Burning Cane @Nashville Film Festival
https://www.youtube.com/watch?v=04krY7dl3cE[/embedyt
Nashville Film Festival coverage via Jason Sparks Our Man In Nashville
Sugarcane, the plant that yields sugar, is regularly burnt before the sugar is harvested. There are multiple reasons for this—it increases the yield of actual sugar, reduces the amount of leaf, stem, etc that has to be culled from the crop to get to that yield. Suffice to say, to get sugar, it has to happen.
To use that as a metaphor might be, in the words of Mickey Spillane, about as subtle as a tarantula on a slice of angel’s-food cake. A 19-year-old using that as a metaphor would do so even less subtly than that, unless that 19-year-old is Phillip Youmans, who wrote, directed, and did the cinematography for Burning Cane. Cane won the top honors at this year’s Tribeca Film Festival, and now, it has played at the NIFF, to audiences who, as the credits rolled, had to place their jaws back in their faces.
Youmans doesn’t beat the metaphor to death; we see the title flash on the screen, and a brief shot of literal cane-burning, and we don’t return to it very much after that. We do see cane fields, but that mainly serves to help establish the film’s setting in rural Louisiana. That’s where Helen Wayne (Karen Kaia Livers) lives, virtually next door to cane fields; hers is a tough life, revealed in a long opening scene in which she recounts via voiceover all the ways she has tried to treat her dog’s mange (all unsuccessfully), as we watch her engage in housework, mange treatment, and butchering a chicken.
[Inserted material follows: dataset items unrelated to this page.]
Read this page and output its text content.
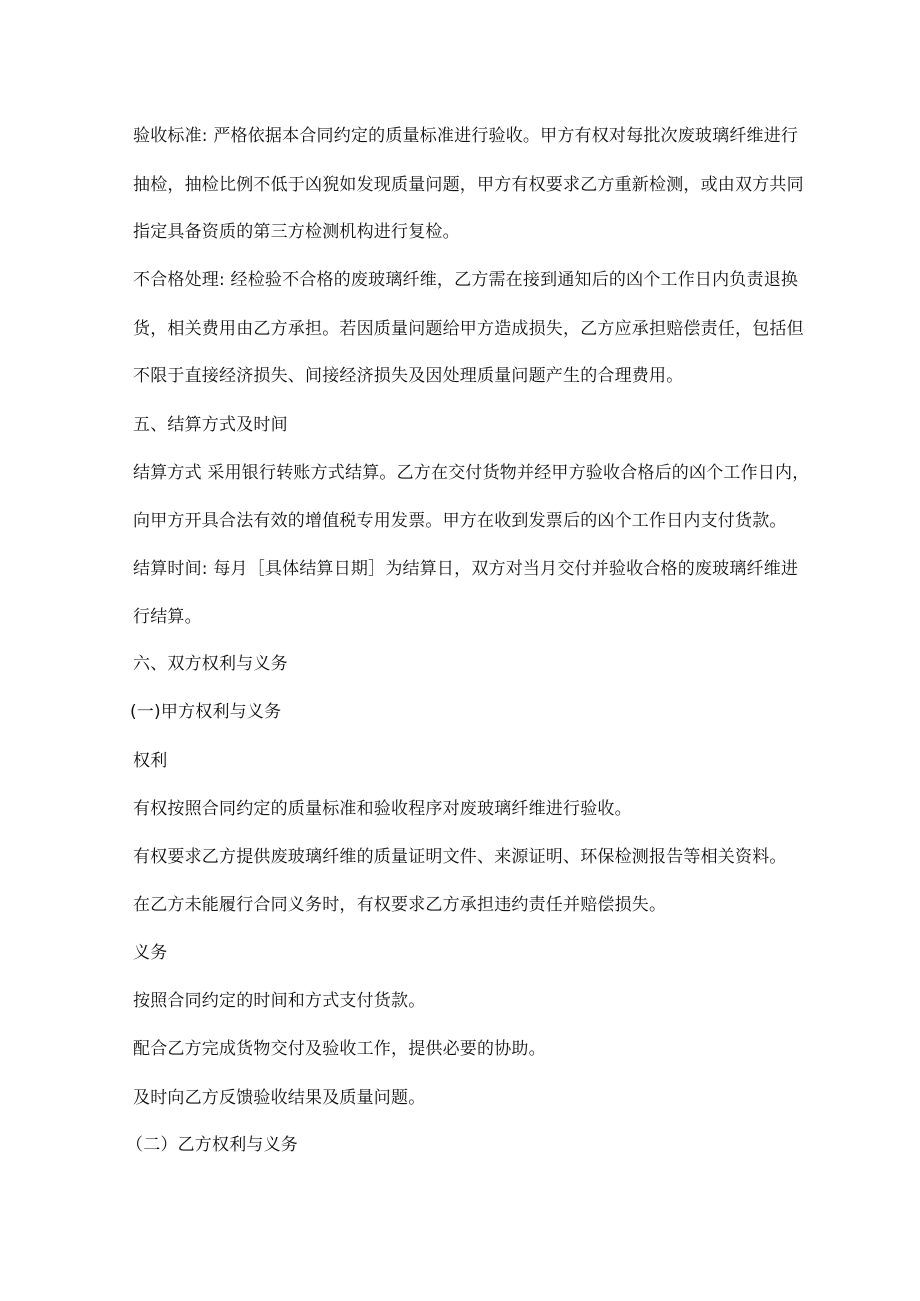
验收标准: 严格依据本合同约定的质量标准进行验收。甲方有权对每批次废玻璃纤维进行
抽检，抽检比例不低于凶猊如发现质量问题，甲方有权要求乙方重新检测，或由双方共同
指定具备资质的第三方检测机构进行复检。
不合格处理: 经检验不合格的废玻璃纤维，乙方需在接到通知后的凶个工作日内负责退换
货，相关费用由乙方承担。若因质量问题给甲方造成损失，乙方应承担赔偿责任，包括但
不限于直接经济损失、间接经济损失及因处理质量问题产生的合理费用。
五、结算方式及时间
结算方式 采用银行转账方式结算。乙方在交付货物并经甲方验收合格后的凶个工作日内，
向甲方开具合法有效的增值税专用发票。甲方在收到发票后的凶个工作日内支付货款。
结算时间: 每月［具体结算日期］为结算日，双方对当月交付并验收合格的废玻璃纤维进
行结算。
六、双方权利与义务
(一)甲方权利与义务
权利
有权按照合同约定的质量标准和验收程序对废玻璃纤维进行验收。
有权要求乙方提供废玻璃纤维的质量证明文件、来源证明、环保检测报告等相关资料。
在乙方未能履行合同义务时，有权要求乙方承担违约责任并赔偿损失。
义务
按照合同约定的时间和方式支付货款。
配合乙方完成货物交付及验收工作，提供必要的协助。
及时向乙方反馈验收结果及质量问题。
（二）乙方权利与义务
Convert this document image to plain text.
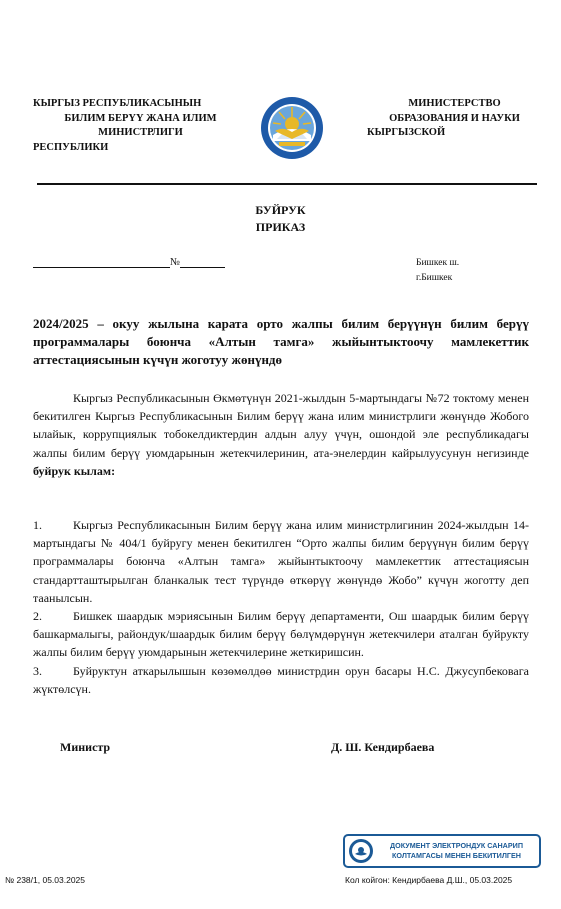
КЫРГЫЗ РЕСПУБЛИКАСЫНЫН
БИЛИМ БЕРҮҮ ЖАНА ИЛИМ
МИНИСТРЛИГИ
МИНИСТЕРСТВО
ОБРАЗОВАНИЯ И НАУКИ
КЫРГЫЗСКОЙ
РЕСПУБЛИКИ
БУЙРУК
ПРИКАЗ
№	Бишкек ш.
г.Бишкек
2024/2025 – окуу жылына карата орто жалпы билим берүүнүн билим берүү программалары боюнча «Алтын тамга» жыйынтыктоочу мамлекеттик аттестациясынын күчүн жоготуу жөнүндө
Кыргыз Республикасынын Өкмөтүнүн 2021-жылдын 5-мартындагы №72 токтому менен бекитилген Кыргыз Республикасынын Билим берүү жана илим министрлиги жөнүндө Жобого ылайык, коррупциялык тобокелдиктердин алдын алуу үчүн, ошондой эле республикадагы жалпы билим берүү уюмдарынын жетекчилеринин, ата-энелердин кайрылуусунун негизинде буйрук кылам:
1.	Кыргыз Республикасынын Билим берүү жана илим министрлигинин 2024-жылдын 14-мартындагы № 404/1 буйругу менен бекитилген “Орто жалпы билим берүүнүн билим берүү программалары боюнча «Алтын тамга» жыйынтыктоочу мамлекеттик аттестациясын стандартташтырылган бланкалык тест түрүндө өткөрүү жөнүндө Жобо” күчүн жоготту деп таанылсын.
2.	Бишкек шаардык мэриясынын Билим берүү департаменти, Ош шаардык билим берүү башкармалыгы, райондук/шаардык билим берүү бөлүмдөрүнүн жетекчилери аталган буйрукту жалпы билим берүү уюмдарынын жетекчилерине жеткиришсин.
3.	Буйруктун аткарылышын көзөмөлдөө министрдин орун басары Н.С. Джусупбековага жүктөлсүн.
Министр	Д. Ш. Кендирбаева
ДОКУМЕНТ ЭЛЕКТРОНДУК САНАРИП
КОЛТАМГАСЫ МЕНЕН БЕКИТИЛГЕН
№ 238/1, 05.03.2025	Кол койгон: Кендирбаева Д.Ш., 05.03.2025
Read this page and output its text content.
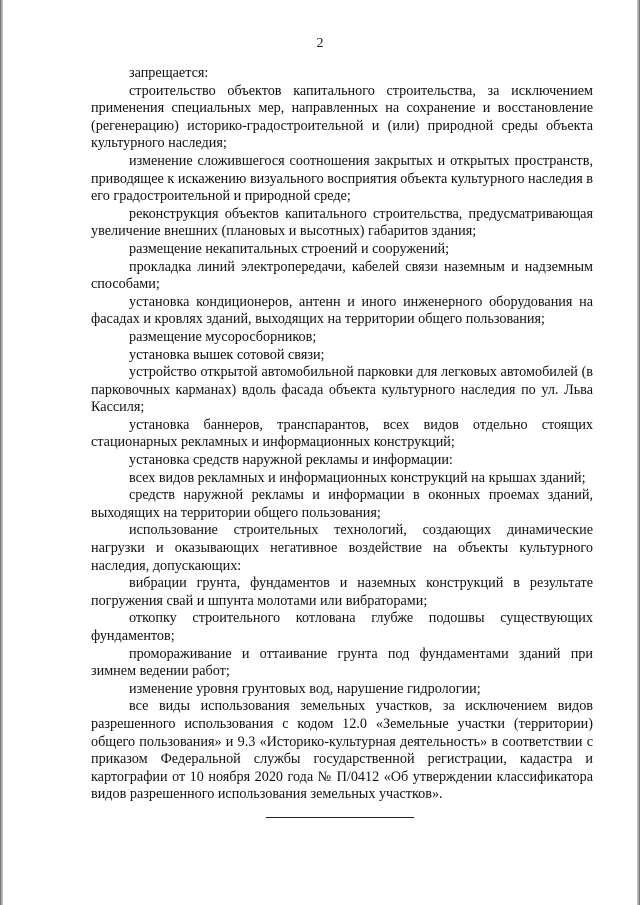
2

запрещается:

строительство объектов капитального строительства, за исключением применения специальных мер, направленных на сохранение и восстановление (регенерацию) историко-градостроительной и (или) природной среды объекта культурного наследия;

изменение сложившегося соотношения закрытых и открытых пространств, приводящее к искажению визуального восприятия объекта культурного наследия в его градостроительной и природной среде;

реконструкция объектов капитального строительства, предусматривающая увеличение внешних (плановых и высотных) габаритов здания;

размещение некапитальных строений и сооружений;

прокладка линий электропередачи, кабелей связи наземным и надземным способами;

установка кондиционеров, антенн и иного инженерного оборудования на фасадах и кровлях зданий, выходящих на территории общего пользования;

размещение мусоросборников;

установка вышек сотовой связи;

устройство открытой автомобильной парковки для легковых автомобилей (в парковочных карманах) вдоль фасада объекта культурного наследия по ул. Льва Кассиля;

установка баннеров, транспарантов, всех видов отдельно стоящих стационарных рекламных и информационных конструкций;

установка средств наружной рекламы и информации:

всех видов рекламных и информационных конструкций на крышах зданий;

средств наружной рекламы и информации в оконных проемах зданий, выходящих на территории общего пользования;

использование строительных технологий, создающих динамические нагрузки и оказывающих негативное воздействие на объекты культурного наследия, допускающих:

вибрации грунта, фундаментов и наземных конструкций в результате погружения свай и шпунта молотами или вибраторами;

откопку строительного котлована глубже подошвы существующих фундаментов;

промораживание и оттаивание грунта под фундаментами зданий при зимнем ведении работ;

изменение уровня грунтовых вод, нарушение гидрологии;

все виды использования земельных участков, за исключением видов разрешенного использования с кодом 12.0 «Земельные участки (территории) общего пользования» и 9.3 «Историко-культурная деятельность» в соответствии с приказом Федеральной службы государственной регистрации, кадастра и картографии от 10 ноября 2020 года № П/0412 «Об утверждении классификатора видов разрешенного использования земельных участков».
When not engaged in horrific menial duties, she serves as a secretary to a Reverend Tillman (Wendell Pierce), a fire-and-brimstone preacher, and looks after her struggling son Daniel (Dominique McClellan) and grandson Jeremiah (Braelyn Kelly).
Neither of these tasks are monumentally easier than her physical labors. Both men are alcoholics, rabidly so. The preacher insists that he is a better driver when he’s drunk, even after Helen is called at home to drive him to his house after a bender. Her son, whose marriage is faltering and whose career is nonexistent, has taken to sharing the booze with his son, who, still young enough to idolize his father, takes to it gladly.
The audience learns all of this at roughly the same time that Helen does; she’s either part of the scenes which reveal the information to us, or learns of them soon after they occur. The film’s pace is slow and methodical—another surprise from such a young director—and gives us time to observe each character’s arc build to completion. As a rule, we have two to three scenes, followed by narration from Helen, and this pattern carries us through the film, to its last scene (here there be spoilers):
Helen, viewed in silhouette through a windowshade, cocks a shotgun… And what? Well, Youmans does not make this clear, and it’s jarring. Has she decided to shoot her pastor, or her son, having concluded that neither man is likely to improve? Is she merely putting the dog out of its misery? Will her next step be a combination of some of those possibilities, or possibly all of them? We never know. All we can conclude is that this woman, a resident of a world where cane has to be burnt to yield sweetness, has decided to burn off some of the cane of her life, that there is no other way.
It’s an engaging film, to say the least, a piece of slow, languid, Southern Gothic worthy of Flannery O’Connor, and it’s a vehicle of which young master Youmans is in complete control. It feels incredibly slow, until its abrupt ending, at which point we realize that we’ve been told a dense, complex story in only 78 minutes. Karen Livers is incredible as Helen, and hers is not a performance full of business and noise; Helen is quiet, slow, and deliberate, a stark contrast to the bluster and disruption caused by the two male leads. I’m reminded, as different a text as this may be, of Audrey Meadows on The Honeymooners—she once said in an interview that she made Alice a very still, quiet character, in sharp contrast to Ralph, from whom noise and motion were nearly constant.
Helen is not only the main character, she’s the only truly stable one, which makes it all the harder to argue against her shotgun-related decision, whatever that decision may be. It can be a grim film—as cinematographer, Youmans elects to make his film dark and murky, with the sole exception of the chicken-butchering scene, shot in bright, sickening, saturated color. That grim palette, however, serves this story, by suggesting a kind of fatality—these may be unpleasant moments, but they all have to happen. Cane has to be burnt, someone has to die; the person responsible for either must have a resolve of steel.